Juçara diz que Passo Torto e Metá Metá são “trabalhos irmãos” em função dos integrantes em comum e que essa turma toda é apelidada carinhosamente de “Clube da Encruza”. “Um participa do trabalho do outro. É uma troca intensa e incessante”, explica. É verdade: ao consultar o encarte de Rei vadio – As canções de Nelson Cavaquinho, disco que Fróes lançou há pouco, é possível encontrar os nomes de Marcelo Cabral, Rodrigo Campos, Thiago França e Kiko Dinucci.

CUSTAS


A estética moderna é a assinatura desses artistas em todos os trabalhos de que participam: a música que fazem não deixa de ser acessível, ao mesmo tempo que foge do óbvio. E isso se aplica também às letras, com o disco São Mateus não é um lugar assim tão longe (2009), de Rodrigo Campos, como um dos melhores exemplos do que essa safra de compositores é capaz. Suas crônicas da periferia paulistana são preciosas. Juçara, por sua vez, fez um disco elogiado e desconcertante, Encarnado (2014), praticamente só com guitarras e voz.
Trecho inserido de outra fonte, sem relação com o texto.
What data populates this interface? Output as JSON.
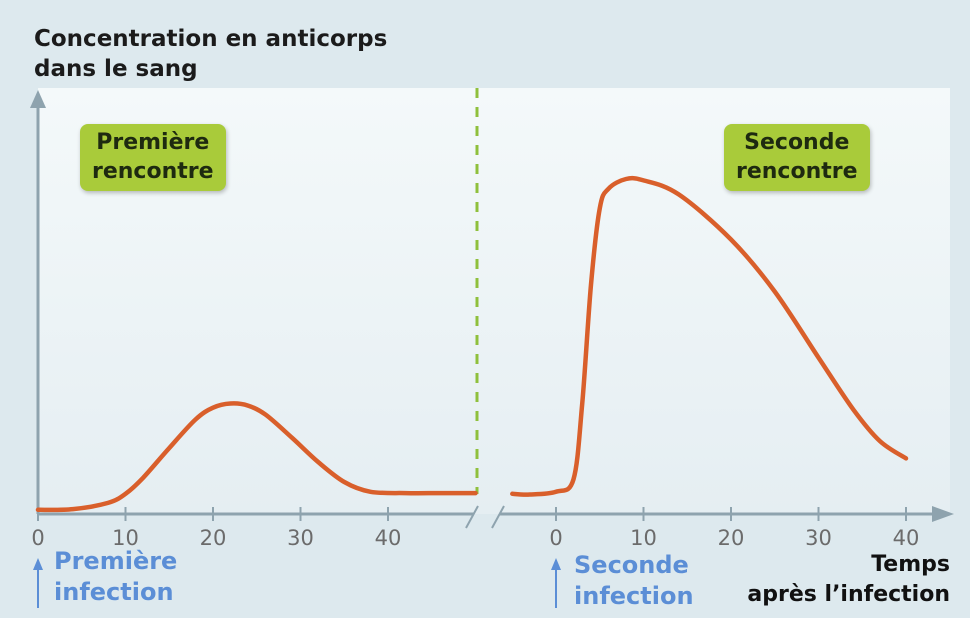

Precede este trabalho dela a pesquisa sobre música africana, iniciada há cerca de 10 anos com Kiko Dinucci e depois compartilhada com Thiago França. “Focamos em música africana contemporânea, sobretudo. Congo, Mali, Angola, as guitarras africanas, o jeito de pensar o arranjo por contraponto, frases que se intercalam, que dialogam. Tudo baseado na polifonia e na polirritmia. Nós três vivenciamos as heranças africanas que temos aqui no Brasil e pela internet”, afirma ela.

A cantora sempre foi fã da Vanguarda Paulista e enxerga semelhança na comparação com o tal Clube da Encruza, apesar de terem surgido em momentos distintos. “Tanto o pessoal da Vanguarda quanto a gente tem de se virar para fazer o som caminhar. Não tem gravadora que banque, não tem jabá, não tem empresário. É tudo ‘às próprias custas S.A.’, como já dizia Itamar Assumpção. Independência e liberdade pra fazer o que achar importante fazer do seu som. Estar à margem do tal do mercado fonográfico nos permite isso.”

Ainda este mês, o Metá Metá embarca para duas apresentações na Alemanha (Dresden e Berlim). Em junho, fará show de lançamento do próximo disco no Circo Voador, no Rio de Janeiro. Três meses depois, retorna à Europa para divulgar o novo repertório por lá.


Metá Metá

SHoje, a partir das 22h, n’A Autêntica (Rua Alagoas, 1.172, Savassi). Ingresso: R$ 40 (na porta). Infomações: (31) 3654-9251 e (31) 99227-1275.